In this part we will tune some parameters to optimize the automatic sorting result from Part I.

1. What's the problem?

We saw that Combinato created the following clustering result:

Clustering result of Simulation 5

The problems are (the numbers refer to the red numbers in the plot):

  1. A cluster was wrongly designated an artifact.
  2. Some spikes were not assigned to any cluster.
  3. This is a multi-unit that should be further split apart.
  4. There are some spikes in this unit that should not be part of it.

2. Fix the problem by parameter tuning

Create a file called local_options.py in the same folder that contains the simulation_5 folder. The content of the file is the following:

options = {'MaxClustersPerTemp': 7,
           'RecursiveDepth': 2,
           'MinInputSizeRecluster': 1000,
           'MaxDistMatchGrouping': 1.6,
           'MarkArtifactClasses': False,
           'RecheckArtifacts': False}

Then re-run the clustering procedure. At this point, you should use a different label. Labels are names under which the clustering results are stored. By using different labels, you can save different clustering results from the same data and compare them later. So just enter

css-simple-clustering --datafile simulation_5/data_simulation_5.h5 --label optimized.

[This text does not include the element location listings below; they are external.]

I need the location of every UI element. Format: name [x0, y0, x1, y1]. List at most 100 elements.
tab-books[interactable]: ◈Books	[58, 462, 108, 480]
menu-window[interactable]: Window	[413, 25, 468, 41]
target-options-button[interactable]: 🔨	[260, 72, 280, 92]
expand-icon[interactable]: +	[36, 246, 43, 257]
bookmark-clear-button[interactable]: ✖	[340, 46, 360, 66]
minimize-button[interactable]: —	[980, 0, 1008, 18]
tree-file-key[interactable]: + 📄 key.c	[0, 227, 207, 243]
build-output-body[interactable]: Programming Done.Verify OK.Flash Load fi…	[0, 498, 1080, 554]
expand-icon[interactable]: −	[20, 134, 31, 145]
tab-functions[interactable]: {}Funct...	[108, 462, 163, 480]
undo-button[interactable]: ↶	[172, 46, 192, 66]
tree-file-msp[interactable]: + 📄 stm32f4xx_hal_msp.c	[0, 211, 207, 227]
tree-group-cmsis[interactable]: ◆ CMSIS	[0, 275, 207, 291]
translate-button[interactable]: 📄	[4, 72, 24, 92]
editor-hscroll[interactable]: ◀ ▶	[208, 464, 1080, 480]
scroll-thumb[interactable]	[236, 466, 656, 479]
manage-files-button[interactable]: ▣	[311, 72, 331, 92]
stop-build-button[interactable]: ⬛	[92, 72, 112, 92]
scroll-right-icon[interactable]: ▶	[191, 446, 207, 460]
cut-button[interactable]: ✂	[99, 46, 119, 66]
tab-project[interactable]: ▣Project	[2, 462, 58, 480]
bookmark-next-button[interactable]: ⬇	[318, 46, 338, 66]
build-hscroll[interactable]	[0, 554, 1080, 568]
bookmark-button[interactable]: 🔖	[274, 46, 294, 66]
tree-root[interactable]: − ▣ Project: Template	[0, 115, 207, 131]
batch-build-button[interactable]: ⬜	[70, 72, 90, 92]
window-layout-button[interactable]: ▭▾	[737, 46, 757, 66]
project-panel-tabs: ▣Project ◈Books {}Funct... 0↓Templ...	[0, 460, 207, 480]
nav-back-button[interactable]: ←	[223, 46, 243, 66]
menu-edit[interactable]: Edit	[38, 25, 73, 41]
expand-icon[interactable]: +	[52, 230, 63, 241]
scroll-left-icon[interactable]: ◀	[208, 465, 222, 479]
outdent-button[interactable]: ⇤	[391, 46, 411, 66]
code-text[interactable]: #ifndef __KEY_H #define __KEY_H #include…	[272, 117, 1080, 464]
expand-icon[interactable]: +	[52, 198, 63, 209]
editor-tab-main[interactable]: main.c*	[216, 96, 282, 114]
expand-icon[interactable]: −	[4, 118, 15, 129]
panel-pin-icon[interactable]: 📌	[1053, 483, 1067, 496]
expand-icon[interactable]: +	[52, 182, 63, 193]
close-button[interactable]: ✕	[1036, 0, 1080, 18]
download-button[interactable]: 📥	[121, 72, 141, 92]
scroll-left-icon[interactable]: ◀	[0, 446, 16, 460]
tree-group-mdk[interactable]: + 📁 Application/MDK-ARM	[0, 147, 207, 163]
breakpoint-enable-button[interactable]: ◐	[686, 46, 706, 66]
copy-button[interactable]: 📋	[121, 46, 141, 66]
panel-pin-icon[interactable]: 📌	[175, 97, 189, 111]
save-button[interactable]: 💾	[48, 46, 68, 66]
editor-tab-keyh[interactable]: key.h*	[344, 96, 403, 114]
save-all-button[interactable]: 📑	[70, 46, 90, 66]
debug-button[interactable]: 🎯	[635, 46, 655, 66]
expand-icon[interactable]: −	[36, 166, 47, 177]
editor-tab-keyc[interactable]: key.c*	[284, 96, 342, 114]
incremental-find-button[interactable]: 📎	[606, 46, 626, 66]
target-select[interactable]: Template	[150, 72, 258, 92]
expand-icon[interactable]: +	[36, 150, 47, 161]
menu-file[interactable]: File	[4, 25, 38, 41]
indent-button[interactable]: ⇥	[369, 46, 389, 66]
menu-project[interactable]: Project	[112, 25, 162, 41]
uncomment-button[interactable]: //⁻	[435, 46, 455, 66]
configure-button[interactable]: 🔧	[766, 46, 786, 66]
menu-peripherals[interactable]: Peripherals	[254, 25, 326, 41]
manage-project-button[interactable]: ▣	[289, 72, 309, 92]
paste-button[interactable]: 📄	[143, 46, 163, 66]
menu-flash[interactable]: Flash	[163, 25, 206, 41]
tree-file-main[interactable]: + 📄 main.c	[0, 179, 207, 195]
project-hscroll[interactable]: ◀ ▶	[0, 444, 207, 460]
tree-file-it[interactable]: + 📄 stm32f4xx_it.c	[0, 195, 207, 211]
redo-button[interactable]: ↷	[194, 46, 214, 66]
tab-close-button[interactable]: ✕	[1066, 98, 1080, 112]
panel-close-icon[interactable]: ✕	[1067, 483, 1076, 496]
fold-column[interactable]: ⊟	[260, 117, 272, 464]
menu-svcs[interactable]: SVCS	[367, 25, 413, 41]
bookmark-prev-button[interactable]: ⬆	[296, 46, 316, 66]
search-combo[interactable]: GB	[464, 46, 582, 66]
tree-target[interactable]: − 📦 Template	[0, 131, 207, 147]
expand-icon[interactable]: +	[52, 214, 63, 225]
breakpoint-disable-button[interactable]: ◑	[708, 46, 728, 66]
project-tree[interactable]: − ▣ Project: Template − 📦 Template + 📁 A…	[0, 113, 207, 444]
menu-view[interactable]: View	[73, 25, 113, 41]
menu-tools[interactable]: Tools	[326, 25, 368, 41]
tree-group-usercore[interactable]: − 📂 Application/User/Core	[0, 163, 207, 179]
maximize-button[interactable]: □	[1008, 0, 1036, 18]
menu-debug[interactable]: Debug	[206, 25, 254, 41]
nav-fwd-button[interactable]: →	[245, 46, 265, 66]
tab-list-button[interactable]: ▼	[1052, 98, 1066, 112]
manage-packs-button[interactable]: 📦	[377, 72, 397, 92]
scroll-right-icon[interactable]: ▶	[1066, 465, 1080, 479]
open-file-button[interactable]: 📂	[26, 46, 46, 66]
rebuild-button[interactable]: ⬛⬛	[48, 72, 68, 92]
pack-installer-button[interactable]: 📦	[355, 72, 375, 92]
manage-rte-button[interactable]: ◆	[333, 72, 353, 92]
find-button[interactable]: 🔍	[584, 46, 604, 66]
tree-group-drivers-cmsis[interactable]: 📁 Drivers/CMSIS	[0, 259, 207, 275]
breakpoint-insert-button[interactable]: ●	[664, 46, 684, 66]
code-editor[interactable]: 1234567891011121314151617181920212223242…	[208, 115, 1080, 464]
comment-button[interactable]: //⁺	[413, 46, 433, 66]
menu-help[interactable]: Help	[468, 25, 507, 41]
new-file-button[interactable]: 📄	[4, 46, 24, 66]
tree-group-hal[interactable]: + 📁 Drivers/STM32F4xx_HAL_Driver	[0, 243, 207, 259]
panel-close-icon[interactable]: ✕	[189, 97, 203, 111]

When the process is finished, enter

css-plot-sorted --label sort_pos_optimized.

(The prefix sort_pos_ is automatically prepended to the label).

The sorting results are much better now:

Optimized clustering results from Simulation 5

As you can see, with the optimized options, Combinato generated 10 units. Each unit is displayed as a density plot along with its cumulative spike count (see the red frame for an example). Just next to the density plots, there is a list of all subclusters the unit consists of.

  1. Unit 1 consists of 8 subclusters. Probably the 5th and 7th subclusters should be made a different unit.
  2. Unit 3 consists of 2 subclusters. These are very different and should be split into two units using css-gui.
  3. Unit 7 consists of 2 subclusters. The first of these could be split further apart.

3. Manual optimization

As explained in Part I, use css-gui to further split apart under-clustered units. You can also set units to Single Unit in css-gui (all units are considered multi-units by default):

Setting units to single unit

If you then save your modifications and re-plot the results (css-plot-sorted --label sort_pos_optimized), the result will be this:

Manually optimized clustering results of Simulation 5

This is a rather nice result. Congratulations!

You can now move on to Part III of the tutorial and finally work with real data.